Not one time did a man make an alternate suggestion. Not one time did he attempt to assuage my concerns. Not once did he tell me his plans or how I fit in his plans. As a woman who has had to do for herself, who has carried the expectation from herself and from others that she would make good, that never computed for me. As a woman who does believe a man should lead, I didn’t understand how I could be successful following a leader who didn’t appear to have a plan. When I delve even deeper, I realize there is something about being submissive that I could not abide. My track record in leading myself to victory (outside of romantic relationships) is pretty flawless. Why would I turn over the reins to anything less than a sure thing?

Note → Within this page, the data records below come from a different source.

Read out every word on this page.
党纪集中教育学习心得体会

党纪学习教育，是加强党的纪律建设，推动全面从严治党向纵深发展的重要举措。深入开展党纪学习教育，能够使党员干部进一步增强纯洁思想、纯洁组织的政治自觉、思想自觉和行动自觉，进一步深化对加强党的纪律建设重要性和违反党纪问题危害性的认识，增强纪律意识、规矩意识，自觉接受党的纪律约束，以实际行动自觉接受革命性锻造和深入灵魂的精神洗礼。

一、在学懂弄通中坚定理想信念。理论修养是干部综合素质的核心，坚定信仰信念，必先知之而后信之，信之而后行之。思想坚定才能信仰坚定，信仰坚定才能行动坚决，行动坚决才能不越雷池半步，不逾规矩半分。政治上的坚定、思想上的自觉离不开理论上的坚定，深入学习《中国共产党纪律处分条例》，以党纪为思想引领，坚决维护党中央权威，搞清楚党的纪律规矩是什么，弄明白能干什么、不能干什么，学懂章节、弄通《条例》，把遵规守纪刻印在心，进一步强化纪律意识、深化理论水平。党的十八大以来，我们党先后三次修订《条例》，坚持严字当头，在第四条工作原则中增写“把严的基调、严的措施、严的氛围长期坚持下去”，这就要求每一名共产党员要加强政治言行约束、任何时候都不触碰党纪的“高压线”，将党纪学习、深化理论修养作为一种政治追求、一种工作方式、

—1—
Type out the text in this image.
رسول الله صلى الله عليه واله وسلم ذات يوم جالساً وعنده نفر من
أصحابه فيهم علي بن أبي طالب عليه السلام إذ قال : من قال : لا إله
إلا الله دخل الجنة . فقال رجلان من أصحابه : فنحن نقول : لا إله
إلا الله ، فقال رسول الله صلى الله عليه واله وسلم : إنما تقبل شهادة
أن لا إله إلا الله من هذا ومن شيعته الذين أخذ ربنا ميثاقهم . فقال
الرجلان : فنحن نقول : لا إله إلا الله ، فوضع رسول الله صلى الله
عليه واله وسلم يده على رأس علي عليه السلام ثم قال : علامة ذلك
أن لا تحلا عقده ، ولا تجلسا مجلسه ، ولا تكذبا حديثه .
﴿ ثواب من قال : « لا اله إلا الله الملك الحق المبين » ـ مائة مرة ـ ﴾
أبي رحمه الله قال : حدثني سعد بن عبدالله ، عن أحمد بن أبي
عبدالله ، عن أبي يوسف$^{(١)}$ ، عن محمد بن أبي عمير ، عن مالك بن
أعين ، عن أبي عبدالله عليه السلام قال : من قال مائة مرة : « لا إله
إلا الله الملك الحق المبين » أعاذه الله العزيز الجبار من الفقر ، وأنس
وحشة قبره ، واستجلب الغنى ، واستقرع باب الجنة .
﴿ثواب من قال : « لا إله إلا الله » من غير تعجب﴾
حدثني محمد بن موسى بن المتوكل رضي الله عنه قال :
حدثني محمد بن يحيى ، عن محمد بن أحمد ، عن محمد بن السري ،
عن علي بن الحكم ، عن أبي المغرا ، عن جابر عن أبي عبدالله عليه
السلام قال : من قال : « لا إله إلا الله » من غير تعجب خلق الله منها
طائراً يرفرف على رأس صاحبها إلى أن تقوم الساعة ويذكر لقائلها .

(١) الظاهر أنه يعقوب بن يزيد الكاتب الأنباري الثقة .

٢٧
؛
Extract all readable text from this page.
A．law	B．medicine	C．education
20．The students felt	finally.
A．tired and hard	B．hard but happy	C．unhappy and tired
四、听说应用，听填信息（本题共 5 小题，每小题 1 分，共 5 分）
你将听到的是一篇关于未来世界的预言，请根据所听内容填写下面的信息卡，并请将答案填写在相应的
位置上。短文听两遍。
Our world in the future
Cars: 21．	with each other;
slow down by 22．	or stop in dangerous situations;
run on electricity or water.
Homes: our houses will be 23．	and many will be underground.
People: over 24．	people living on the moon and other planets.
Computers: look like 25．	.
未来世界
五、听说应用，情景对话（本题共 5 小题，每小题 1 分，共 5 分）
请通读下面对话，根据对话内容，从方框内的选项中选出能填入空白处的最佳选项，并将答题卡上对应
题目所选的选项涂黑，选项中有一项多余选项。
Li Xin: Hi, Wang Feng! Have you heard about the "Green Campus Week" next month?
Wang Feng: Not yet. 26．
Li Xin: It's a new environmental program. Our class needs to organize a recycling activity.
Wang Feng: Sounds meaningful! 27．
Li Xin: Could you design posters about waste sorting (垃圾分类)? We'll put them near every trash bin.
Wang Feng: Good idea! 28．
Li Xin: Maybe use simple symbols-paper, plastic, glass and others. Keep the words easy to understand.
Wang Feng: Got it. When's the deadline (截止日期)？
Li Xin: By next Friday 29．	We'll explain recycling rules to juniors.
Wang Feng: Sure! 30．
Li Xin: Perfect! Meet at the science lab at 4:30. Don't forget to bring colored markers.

I called myself avoiding resenting a man for making me stay when I wanted to go. What I realize I have been avoiding is the vulnerability of putting my life into someone else’s hands. Of casting my lot with someone else and learning to ride out the waves of what might come with that decision.

I don’t believe God makes mistakes. I have lived the growth that came with each relationship. I have marveled at the letting go I have done, from getting rid of the expectation that a man had something to jump high hurdles to prove to me he was worth my time to just being able to date without an expectation and enjoy the ride. But I see where I am growing to and what I am growing through.

I am grateful for the discomfort, for the evolution that is happening, because the end result will be more than worth it.

Standing on the other side of it, I can say this most recent time is the one I wish I could have gotten right, but I have no doubt I will learn to understand I might endure some temporary discomfort to get to the thing I wanted all along.